Default setting is ``False``, meaning that each word is annotated separately.

For example:

.. code-block:: text

    A word with \edtext{a word}{\Afootnote{another D}} after it.

If that is annotated with multiple ``\sameword{}`` macros, it will look like
this

.. code-block:: text

    \sameword{A} \sameword{word} with \edtext{\sameword[1]{a}
    \sameword[1]{word}}{\Afootnote{another D}} after it.

This will result in an apparatus note with the numbering “A² word²”. If it is
annotated with a single “multiword” annotation, it looks like this

.. code-block:: text

    \sameword{A word} with \edtext{\sameword[1]{a word}}{\Afootnote{another D}}
    after it.

This will result in an apparatus note withe the numbering “A word²”.

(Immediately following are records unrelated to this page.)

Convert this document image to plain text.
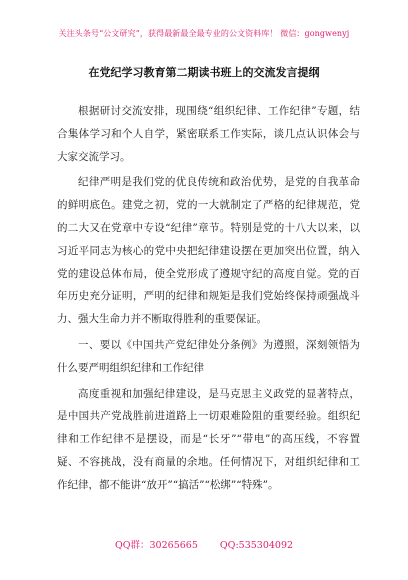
关注头条号“公文研究”，获得最新最全最专业的公文资料库！ 微信：gongwenyj
在党纪学习教育第二期读书班上的交流发言提纲

根据研讨交流安排，现围绕“组织纪律、工作纪律”专题，结合集体学习和个人自学，紧密联系工作实际，谈几点认识体会与大家交流学习。

纪律严明是我们党的优良传统和政治优势，是党的自我革命的鲜明底色。建党之初，党的一大就制定了严格的纪律规范，党的二大又在党章中专设“纪律”章节。特别是党的十八大以来，以习近平同志为核心的党中央把纪律建设摆在更加突出位置，纳入党的建设总体布局，使全党形成了遵规守纪的高度自觉。党的百年历史充分证明，严明的纪律和规矩是我们党始终保持顽强战斗力、强大生命力并不断取得胜利的重要保证。

一、要以《中国共产党纪律处分条例》为遵照，深刻领悟为什么要严明组织纪律和工作纪律

高度重视和加强纪律建设，是马克思主义政党的显著特点，是中国共产党战胜前进道路上一切艰难险阻的重要经验。组织纪律和工作纪律不是摆设，而是“长牙”“带电”的高压线，不容置疑、不容挑战，没有商量的余地。任何情况下，对组织纪律和工作纪律，都不能讲“放开”“搞活”“松绑”“特殊”。

QQ群：30265665 QQ:535304092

Which of these solutions is prefered usually a question of the individual taste
and intuition of the editor.

In some cases this may however lead to problems: When multiple levels of
``\edtext{}{}`` annotations are nested and are in need of disambiguation, this
might however lead to unexpected results where the apparatus note occurs as if
it were annotated with the words separately (e.g. “A² word²”). Furthermore,
there is a risk that these “multiword” annotations yield a result where the
beginning or end of a ``\edtext{}{}`` overlaps with that of a ``\sameword{}``.
This is invalid LaTeX and will therefore not compile. The separate sameword
annotations will never give this problem, so it is prefered as default with the
option of the editor to enable the slightly more risky multiword approach.